Unbiased whole genome detection of ultrarare off‐target mutations in genome‐edited cell populations by HiFi sequencing

Abstract

AbstractDNA base editors (BEs) composed of a nuclease‐deficient Cas9 fused to a DNA‐modifying enzyme can achieve on‐target mutagenesis without creating double‐strand DNA breaks (DSBs). As a result, BEs generate far less DNA damage than traditional nuclease‐proficient Cas9 systems, which do rely on the creation of DSBs to achieve on‐target mutagenesis. The inability of BEs to create DSBs makes the detection of their undesired off‐target effects very difficult. PacBio HiFi sequencing can efficiently detect ultrarare mutations resulting from chemical mutagenesis in whole genomes with a sensitivity ~1 × 10−8 mutations per base pair.

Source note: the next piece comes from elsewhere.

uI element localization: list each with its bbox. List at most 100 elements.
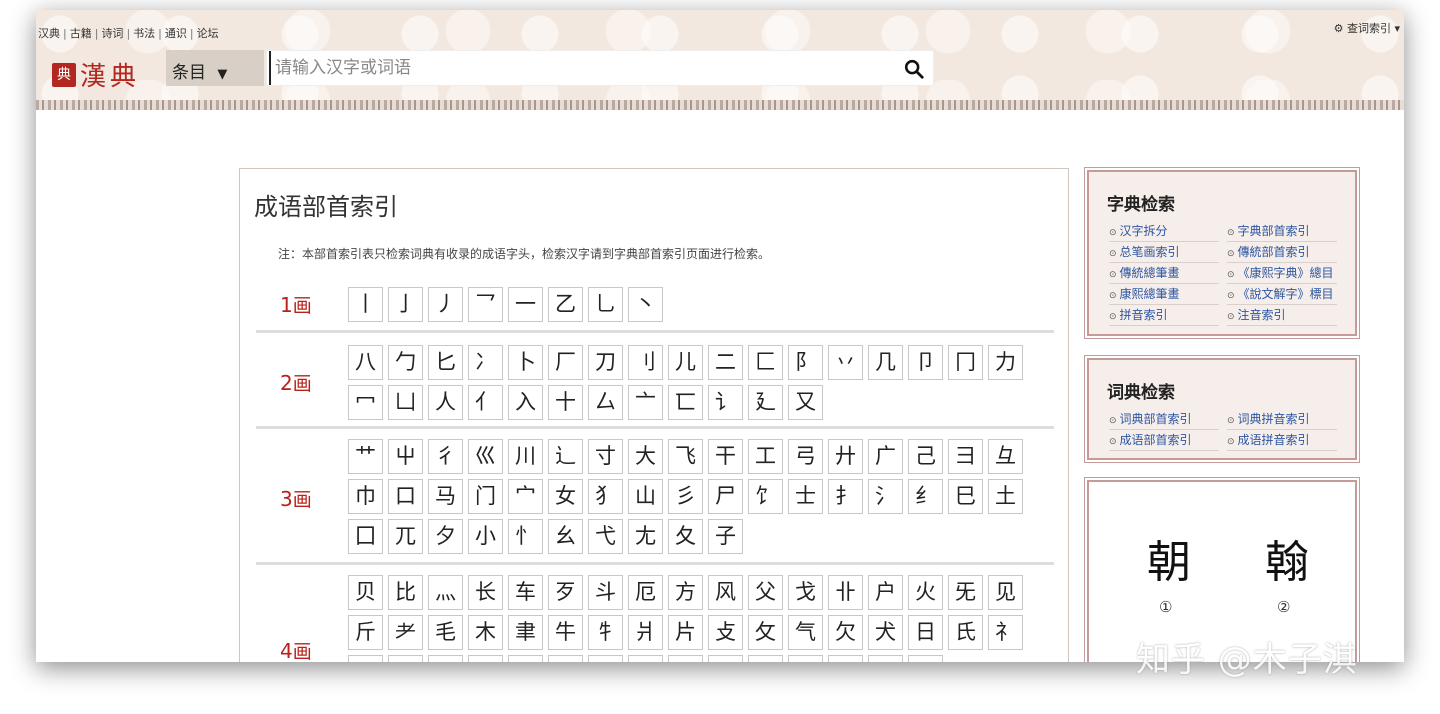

In this proof‐of‐principle study, we evaluated whether this technique could also detect the on‐ and off‐target mutations generated by a cytosine‐to‐thymine (C>T) BE targeting the LacZ gene in Escherichia coli (E. coli). HiFi sequencing detected on‐target mutant allele fractions ranging from ~7% to ~63%, depending on the single‐guide RNA (sgRNA) used, while no on‐target mutations were detected in controls lacking the BE. The presence of the BE resulted in a ~3‐fold increase in mutation frequencies compared to controls lacking the BE, irrespective of the sgRNA used. These increases were mostly composed of C:G>T:A substitutions distributed throughout the genome. Our results demonstrate that HiFi sequencing can efficiently identify on‐ and off‐target mutations in cell populations that have undergone genome editing.